[Louw van Doeijinga]
DOEIJINGA (Louw van) of Donia, eigenlijk Louw Ockinga genaamd. Hij was een zoon van Pieter van Ockinga en N. Louws-dochter van Donia, en schreef zich, krachtens zeker testament, waarschijnlijk van den vader zijner moeder, Donia. Hij behoorde in 1505 onder de edelen van Wijmbritseradeel, en werd in dat jaar Grietman van die grietenij en in 1506 ook van Rauwerderhem. Hij was gehuwd met Catharina, dochter van Feico van Harinxmathoe Slooten en Luts Oenema, zuster van den bekenden Boeko van Harinxma, en weduwe van Sjoerd Douwes Sjaerdema.

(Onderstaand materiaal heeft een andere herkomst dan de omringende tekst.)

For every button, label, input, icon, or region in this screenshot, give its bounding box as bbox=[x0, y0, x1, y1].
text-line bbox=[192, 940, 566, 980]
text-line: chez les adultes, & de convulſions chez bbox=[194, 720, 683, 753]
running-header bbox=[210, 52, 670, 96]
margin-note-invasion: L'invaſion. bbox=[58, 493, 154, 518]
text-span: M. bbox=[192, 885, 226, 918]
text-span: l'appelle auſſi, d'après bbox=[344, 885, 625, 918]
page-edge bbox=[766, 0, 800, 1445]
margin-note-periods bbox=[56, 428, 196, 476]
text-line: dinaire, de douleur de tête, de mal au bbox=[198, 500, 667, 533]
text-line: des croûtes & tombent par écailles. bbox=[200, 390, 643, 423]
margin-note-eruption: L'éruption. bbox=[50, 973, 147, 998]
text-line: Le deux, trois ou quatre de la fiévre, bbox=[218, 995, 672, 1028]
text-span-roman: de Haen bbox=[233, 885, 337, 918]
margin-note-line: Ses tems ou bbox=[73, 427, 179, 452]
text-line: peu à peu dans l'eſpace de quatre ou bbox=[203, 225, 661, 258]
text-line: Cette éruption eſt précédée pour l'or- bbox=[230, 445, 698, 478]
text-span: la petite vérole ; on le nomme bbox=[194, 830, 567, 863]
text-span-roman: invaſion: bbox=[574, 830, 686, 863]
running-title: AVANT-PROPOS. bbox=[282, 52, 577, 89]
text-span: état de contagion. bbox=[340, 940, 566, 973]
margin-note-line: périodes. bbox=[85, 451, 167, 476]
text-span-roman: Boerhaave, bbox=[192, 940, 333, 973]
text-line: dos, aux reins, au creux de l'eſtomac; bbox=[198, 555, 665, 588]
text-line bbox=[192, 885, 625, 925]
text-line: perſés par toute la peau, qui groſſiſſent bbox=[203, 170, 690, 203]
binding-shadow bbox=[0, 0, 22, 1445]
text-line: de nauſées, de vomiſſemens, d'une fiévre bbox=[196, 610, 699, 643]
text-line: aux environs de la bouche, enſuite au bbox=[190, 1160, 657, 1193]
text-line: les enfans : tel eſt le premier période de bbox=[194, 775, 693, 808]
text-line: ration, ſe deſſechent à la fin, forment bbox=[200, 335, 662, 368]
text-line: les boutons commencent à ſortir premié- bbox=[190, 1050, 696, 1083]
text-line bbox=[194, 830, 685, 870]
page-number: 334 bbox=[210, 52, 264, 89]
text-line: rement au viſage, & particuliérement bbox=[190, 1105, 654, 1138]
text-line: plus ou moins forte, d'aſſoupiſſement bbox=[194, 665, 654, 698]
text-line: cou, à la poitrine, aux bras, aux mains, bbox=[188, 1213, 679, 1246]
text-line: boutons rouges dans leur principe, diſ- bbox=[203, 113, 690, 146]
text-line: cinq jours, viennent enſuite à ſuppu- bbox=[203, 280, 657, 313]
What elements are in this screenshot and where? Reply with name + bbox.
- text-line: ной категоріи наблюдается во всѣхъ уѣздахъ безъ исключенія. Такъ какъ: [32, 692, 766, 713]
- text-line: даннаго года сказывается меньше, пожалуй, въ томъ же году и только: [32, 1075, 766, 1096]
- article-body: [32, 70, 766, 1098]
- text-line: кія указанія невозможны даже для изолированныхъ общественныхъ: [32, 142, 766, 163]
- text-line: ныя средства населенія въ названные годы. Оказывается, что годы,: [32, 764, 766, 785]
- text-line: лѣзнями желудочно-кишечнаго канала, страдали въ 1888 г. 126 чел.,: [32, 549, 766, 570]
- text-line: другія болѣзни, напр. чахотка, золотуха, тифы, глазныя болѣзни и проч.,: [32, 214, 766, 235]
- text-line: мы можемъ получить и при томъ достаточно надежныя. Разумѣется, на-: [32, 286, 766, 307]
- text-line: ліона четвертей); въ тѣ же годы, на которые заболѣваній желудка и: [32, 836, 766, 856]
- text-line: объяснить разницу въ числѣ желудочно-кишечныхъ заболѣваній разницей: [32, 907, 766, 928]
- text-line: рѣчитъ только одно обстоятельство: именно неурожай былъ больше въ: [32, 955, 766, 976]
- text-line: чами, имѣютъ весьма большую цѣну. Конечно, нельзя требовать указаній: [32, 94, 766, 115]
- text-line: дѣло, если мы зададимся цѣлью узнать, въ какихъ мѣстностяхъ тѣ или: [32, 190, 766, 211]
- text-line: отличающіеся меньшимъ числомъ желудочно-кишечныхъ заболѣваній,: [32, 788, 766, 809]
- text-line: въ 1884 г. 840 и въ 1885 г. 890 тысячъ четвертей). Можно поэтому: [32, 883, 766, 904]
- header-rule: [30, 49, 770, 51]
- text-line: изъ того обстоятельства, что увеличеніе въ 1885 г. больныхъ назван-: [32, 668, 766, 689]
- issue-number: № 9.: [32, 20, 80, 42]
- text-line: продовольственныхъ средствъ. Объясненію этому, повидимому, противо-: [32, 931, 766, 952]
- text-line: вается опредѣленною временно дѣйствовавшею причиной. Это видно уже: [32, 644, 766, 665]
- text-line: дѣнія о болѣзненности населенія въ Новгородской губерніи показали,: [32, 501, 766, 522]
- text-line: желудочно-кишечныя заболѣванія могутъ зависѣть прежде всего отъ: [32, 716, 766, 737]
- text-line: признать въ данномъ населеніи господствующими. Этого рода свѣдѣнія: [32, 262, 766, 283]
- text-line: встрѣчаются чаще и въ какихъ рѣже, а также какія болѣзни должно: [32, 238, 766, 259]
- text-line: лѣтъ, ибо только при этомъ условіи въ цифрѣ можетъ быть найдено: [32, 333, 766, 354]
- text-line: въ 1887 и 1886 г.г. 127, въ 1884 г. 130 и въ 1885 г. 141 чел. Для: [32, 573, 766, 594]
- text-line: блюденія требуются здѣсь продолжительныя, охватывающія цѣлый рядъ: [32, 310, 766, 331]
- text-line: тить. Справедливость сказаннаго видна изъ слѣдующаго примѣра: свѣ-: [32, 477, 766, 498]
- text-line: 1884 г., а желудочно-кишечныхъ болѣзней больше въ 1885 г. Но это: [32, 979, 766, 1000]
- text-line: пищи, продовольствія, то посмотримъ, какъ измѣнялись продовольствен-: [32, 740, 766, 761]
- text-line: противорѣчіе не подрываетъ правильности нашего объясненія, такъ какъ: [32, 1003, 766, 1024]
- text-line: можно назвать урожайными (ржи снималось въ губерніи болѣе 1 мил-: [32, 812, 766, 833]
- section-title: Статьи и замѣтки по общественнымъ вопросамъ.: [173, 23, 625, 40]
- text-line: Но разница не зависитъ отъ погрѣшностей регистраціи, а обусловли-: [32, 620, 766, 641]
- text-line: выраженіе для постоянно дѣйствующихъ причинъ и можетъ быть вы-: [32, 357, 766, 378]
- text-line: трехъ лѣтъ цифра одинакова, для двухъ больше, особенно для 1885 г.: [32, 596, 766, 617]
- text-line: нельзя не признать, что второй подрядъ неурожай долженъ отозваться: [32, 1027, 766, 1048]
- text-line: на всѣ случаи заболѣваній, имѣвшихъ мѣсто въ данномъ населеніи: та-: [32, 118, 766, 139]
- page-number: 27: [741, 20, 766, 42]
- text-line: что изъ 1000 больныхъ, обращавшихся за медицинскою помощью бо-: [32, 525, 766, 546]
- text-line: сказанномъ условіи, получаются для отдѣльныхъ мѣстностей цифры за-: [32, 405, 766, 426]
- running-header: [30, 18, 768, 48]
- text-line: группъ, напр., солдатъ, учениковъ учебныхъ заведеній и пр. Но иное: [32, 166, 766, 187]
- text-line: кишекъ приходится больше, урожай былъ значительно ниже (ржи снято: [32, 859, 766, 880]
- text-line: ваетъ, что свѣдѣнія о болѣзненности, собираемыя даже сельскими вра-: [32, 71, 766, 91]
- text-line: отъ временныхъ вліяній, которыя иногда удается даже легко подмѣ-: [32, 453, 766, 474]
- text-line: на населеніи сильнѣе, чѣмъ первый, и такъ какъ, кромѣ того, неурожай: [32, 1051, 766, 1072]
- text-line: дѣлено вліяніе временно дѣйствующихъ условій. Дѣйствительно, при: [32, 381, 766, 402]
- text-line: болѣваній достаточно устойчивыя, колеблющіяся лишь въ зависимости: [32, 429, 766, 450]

Hij woonde te Sneek en was daar een voornaam edelman. Hij werd in 1496 door de soldaten van Nithard Fox, die tot hulp der Schieringers in Friesland gekomen waren en na de behaalde overwinning onwettige eischen tot betaling hunner soldij deden, gevangen genomen en in zijn eigen huis gepijnigd. Om in hunne betaling te voorzien, vroegen die van Sneek aan de Groningers eene som gelds ter leen, en zonden Doeijinga met anderen als gijzelaars tot borg voor het geleende geld. Toen later de afbetaling niet geschiedde, werd hij met de anderen in boeijen gesloten, doch twee jaren daarna, na uitkeering van twee duizend goudguldens, ontslagen. In 1504 onderteekende hij mede den renversaalbrief aan den Hertog van Saksen, en toen Sneek in 1515 door de Geldersche partij ingenomen was, verliet hij het land en bleef er buiten tot in 1522, hoewel hij voorkomt onder hen die in 1515 den eed van huldiging aan Keizer Karel V aflegden; doch misschien is dit bij procuratie geschied. Hij overleed den 27sten Februarij 1533.
Zie Arond, Algem. Geschied. des Vaderl. D. II. St. III. bl. 463-466, 555; van Sminia, Nieuwe Naaml. van Grietm. bl. 159-161, 289, uit medegedeelde berigten van dien schrijver verbeterd.